Our neighbor owned two houses; he fled the snow during winter but came up in spring and summer. He had some strange views on life and reality and seemed to think that the police were the remote control for life.
[Neighbor] called the police on me for “cooking chemicals.” For those who don’t know — or never thought about it too hard — cooking is a chemical reaction. Mixing wheat, water, honey or sugar, yeast, and salt and then putting it in the oven causes a chemical reaction that makes bread. So, when [Neighbor] overheard me mentioning this at a local store, he decided I was a drug user. Instead of a drug lab, the cops found my kitchen in a state of mid-dinner, with recipes piled everywhere and me obviously in the middle of making a gigantic pot of spaghetti sauce.
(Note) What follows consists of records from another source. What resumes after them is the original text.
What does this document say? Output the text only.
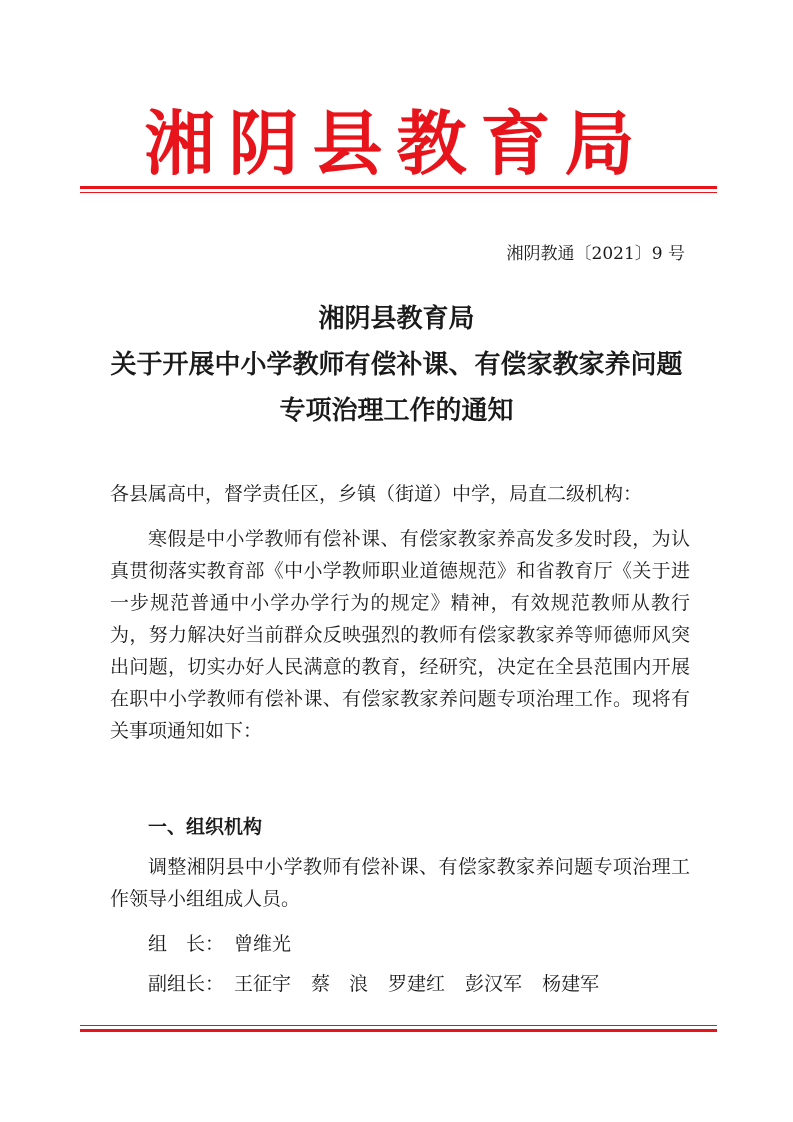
湘阴县教育局
湘阴教通〔2021〕9 号
湘阴县教育局
关于开展中小学教师有偿补课、有偿家教家养问题
专项治理工作的通知

各县属高中，督学责任区，乡镇（街道）中学，局直二级机构：

寒假是中小学教师有偿补课、有偿家教家养高发多发时段，为认真贯彻落实教育部《中小学教师职业道德规范》和省教育厅《关于进一步规范普通中小学办学行为的规定》精神，有效规范教师从教行为，努力解决好当前群众反映强烈的教师有偿家教家养等师德师风突出问题，切实办好人民满意的教育，经研究，决定在全县范围内开展在职中小学教师有偿补课、有偿家教家养问题专项治理工作。现将有关事项通知如下：

一、组织机构

调整湘阴县中小学教师有偿补课、有偿家教家养问题专项治理工作领导小组组成人员。

组　长： 曾维光
副组长： 王征宇 蔡　浪 罗建红 彭汉军 杨建军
They got to see my garage garden with grow lights, various vegetables, and tomato plants with baseball-sized tomatoes, some of which had clearly been harvested for the sauce that very day. It took a little explaining about cooking being chemistry for hungry people, but the cops left a little amused and a little annoyed at the waste of time.
[Neighbor] called the cops on me again another day, ranting about Satanists and witchcraft and evil rituals. I happened to be gardening, and heaven help me if I enjoy playing heavy metal music while stirring a gigantic bin of plant mulch with a shovel. [Neighbor]’s house is so far away that he couldn’t actually hear it. He just “happened” to walk by the property and saw me doing a dumb “I don’t know I’m being watched” dance to the music and treating my shovel like a microphone. Naturally, this was an evil ritual to summon the minions of the hot place while I buried the corpses of the slain. Naturally.
By then, I’ll admit I was annoyed, so I decided, “To heck with it. I’ll stir the pot. If he’s going to call the cops on me regardless, I might as well give him something that might actually drive him out of town.”
Incoming LARP party! I walked my dog through the neighborhood in absolute style. My hair was dyed red, and I made some intricate-looking fake tattoos in a loud blue color (very visible against my pale skin) and proceeded to parade past [Neighbor]’s house cosplaying as a video game character known to have incredible, mysterious Siren powers. A friend was with me and kept calling me by my character’s name, “Lilith,” in a voice loud enough to be heard.
[Neighbor] made a scream about unholy matrimony to soul-stealing devils and bolted off of his porch (where he liked to sit and stare at passersby), slamming the door behind him.
The cops arrived at a BBQ with several of my friends comparing character sheets and discussing strategies to take down the Big Bad Evil Guy. The Game Master was running around helping people get on some of the more intricate costumes that required a second person to actually get into or get out of. The few weapons were clearly fake even on a cursory inspection, and my magic power involved me tossing a small bean bag at my opponents. All of the cars were parked on my looped driveway, so even that wasn’t an issue for anyone else in the neighborhood. It probably didn’t help the cops’ mood to find themselves smelling BBQ ribs and steaks (we went fancier than hot dogs and hamburgers) but not being able to partake while on the clock.
[Neighbor] got very quiet for the next few weeks before there was a “For Sale” sign in front of his house after the cops went to have a “little talk” with him.
Not too long after we got new neighbors: a family of three, who I never had problems with.